Hobbins quotes himself as having said:
The loathing Crumb inspires in a few, the accolades he receives from others, cast shadows and light on his most recent work . . . Crumb is a satirist. Satirists offend. Satirists offend by exaggerating truth.
Then he links to Peterson's review that offers:
To characterize Crumb’s tome as a graphic novel would be apt for another reason. Genesis is, indeed, a graphic book. In his drawings, Crumb does not hesitate to depict human bodies, violence, and sexual behavior in a graphic fashion, hence the aforementioned warning to minors. So, for example, the depiction of Lot and his daughters (Gen 19) or Judah and Tamar (Gen 34) leaves little to the imagination. Blood flies when Cain kills Abel. Some readers will, no doubt, complain about the overt depiction of sexual activity and violence.

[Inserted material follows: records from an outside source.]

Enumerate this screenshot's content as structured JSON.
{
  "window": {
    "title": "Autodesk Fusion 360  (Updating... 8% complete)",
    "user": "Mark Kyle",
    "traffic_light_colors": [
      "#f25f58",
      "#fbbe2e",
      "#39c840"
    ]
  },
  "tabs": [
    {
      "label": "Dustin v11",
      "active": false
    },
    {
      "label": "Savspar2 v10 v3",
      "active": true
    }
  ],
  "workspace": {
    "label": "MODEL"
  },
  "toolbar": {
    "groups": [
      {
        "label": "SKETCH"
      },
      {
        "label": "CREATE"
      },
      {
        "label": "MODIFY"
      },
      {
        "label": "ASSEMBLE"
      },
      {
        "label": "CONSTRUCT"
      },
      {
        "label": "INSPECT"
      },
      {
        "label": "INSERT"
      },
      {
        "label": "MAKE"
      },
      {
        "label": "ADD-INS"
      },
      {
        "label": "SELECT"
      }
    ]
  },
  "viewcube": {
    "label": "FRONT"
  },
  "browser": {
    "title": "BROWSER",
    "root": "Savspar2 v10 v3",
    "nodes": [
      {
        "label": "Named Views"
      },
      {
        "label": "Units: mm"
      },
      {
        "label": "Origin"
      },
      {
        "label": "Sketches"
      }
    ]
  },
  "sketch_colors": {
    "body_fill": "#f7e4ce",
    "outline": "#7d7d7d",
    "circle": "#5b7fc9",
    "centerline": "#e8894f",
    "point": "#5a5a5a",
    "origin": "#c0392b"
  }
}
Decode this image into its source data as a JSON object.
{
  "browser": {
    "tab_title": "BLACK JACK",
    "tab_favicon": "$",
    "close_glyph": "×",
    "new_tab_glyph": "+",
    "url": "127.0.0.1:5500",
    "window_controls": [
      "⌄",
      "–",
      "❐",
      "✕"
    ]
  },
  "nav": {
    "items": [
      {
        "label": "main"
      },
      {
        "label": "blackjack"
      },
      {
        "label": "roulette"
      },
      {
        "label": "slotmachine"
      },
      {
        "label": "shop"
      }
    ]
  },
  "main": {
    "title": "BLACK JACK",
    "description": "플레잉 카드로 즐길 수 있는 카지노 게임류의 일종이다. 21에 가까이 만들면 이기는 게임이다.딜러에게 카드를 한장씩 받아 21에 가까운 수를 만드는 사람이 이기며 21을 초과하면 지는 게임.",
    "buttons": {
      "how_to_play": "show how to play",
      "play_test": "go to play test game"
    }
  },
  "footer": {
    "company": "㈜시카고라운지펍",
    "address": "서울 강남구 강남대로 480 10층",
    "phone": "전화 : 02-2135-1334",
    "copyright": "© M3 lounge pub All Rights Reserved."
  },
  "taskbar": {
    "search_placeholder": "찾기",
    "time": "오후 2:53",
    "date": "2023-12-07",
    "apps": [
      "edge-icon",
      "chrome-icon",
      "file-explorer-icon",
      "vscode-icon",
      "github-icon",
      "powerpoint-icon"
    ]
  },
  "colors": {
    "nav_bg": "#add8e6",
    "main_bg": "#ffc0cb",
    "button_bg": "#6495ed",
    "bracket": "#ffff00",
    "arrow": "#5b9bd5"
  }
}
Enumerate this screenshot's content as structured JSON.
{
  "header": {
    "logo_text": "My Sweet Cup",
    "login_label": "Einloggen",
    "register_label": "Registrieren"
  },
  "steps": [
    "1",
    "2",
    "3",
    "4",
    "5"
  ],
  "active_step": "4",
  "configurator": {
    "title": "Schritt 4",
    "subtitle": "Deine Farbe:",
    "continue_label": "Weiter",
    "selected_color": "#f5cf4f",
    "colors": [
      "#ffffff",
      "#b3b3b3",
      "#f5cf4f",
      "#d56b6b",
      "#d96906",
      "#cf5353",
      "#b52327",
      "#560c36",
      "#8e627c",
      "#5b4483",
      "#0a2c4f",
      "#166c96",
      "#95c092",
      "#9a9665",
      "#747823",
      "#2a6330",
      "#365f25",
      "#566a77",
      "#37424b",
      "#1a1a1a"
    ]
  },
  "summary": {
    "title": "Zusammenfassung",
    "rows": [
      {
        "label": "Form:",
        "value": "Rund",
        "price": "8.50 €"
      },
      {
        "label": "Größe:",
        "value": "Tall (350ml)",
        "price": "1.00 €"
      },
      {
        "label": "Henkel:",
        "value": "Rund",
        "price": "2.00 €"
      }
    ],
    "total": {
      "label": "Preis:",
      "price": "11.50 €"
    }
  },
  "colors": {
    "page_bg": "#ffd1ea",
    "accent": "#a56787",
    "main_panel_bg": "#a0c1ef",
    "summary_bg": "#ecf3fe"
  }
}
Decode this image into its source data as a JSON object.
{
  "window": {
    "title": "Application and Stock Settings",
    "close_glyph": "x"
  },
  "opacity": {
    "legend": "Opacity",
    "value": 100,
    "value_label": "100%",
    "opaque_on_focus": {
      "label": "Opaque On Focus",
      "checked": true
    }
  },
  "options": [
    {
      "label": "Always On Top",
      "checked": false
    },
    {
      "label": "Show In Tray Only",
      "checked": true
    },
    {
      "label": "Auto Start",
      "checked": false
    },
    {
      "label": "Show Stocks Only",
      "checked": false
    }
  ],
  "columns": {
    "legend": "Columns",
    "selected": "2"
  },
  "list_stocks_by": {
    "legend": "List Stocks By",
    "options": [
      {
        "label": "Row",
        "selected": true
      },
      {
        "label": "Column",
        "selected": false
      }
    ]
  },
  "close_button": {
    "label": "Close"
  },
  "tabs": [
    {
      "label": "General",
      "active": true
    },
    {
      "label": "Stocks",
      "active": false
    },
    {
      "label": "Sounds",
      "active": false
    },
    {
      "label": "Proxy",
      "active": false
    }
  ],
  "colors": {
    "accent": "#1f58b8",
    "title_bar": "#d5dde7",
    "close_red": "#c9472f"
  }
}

What I think is fascinating is how Hobbins and Peterson and a whole host of other men love to focus on Crumb's art while, in contrast, his wife, an artist, loves to focus on Crumb himself in his art and in his life and as her art.  She doesn't just appreciate him for the satire or the way he offends or exaggerates.  She doesn't consider his truth so exaggerated or offensive so it seems.  She doesn't classify Crumb's representations of women and Jews as entirely different from Crumb the man, and goy.  She doesn't abstract his art from his self-loathing self.

In contrast, the sort of male abstracting that Hobbins does is akin to what men do when complaining to their wives, "Come on honey, I look at Playboy for the high-class articles."  The separation and the valuing separately conveniently allow men to allow men to denigrate women and, in some cases, certain races of women.  Now, I'm not accusing Hobbins of being blatant about this sort of Aristotelian categorization.  He's not necessarily in denial if he denies it.  He may have other intentions for praising Crumb's art as high satire apart from his blatant sexism and his expressed racism.  Nonetheless, it is convenient not to mention who Crumb is or at the very least who he has been or at the very very least who those being denigrated by Crumb recognize that he is.

Maybe some day, I'll write a review of Crumb's Genesis here at this blog.  He certainly includes some very interesting statements in the illustrated work on the text of Genesis and the sources of the stories therein.  Until then, and right now then, let me just link back to a few posts that have pointed out the abstracting reviews of R Crumb's Genesis by various men in the biblioblogosphere:  here, here, and here.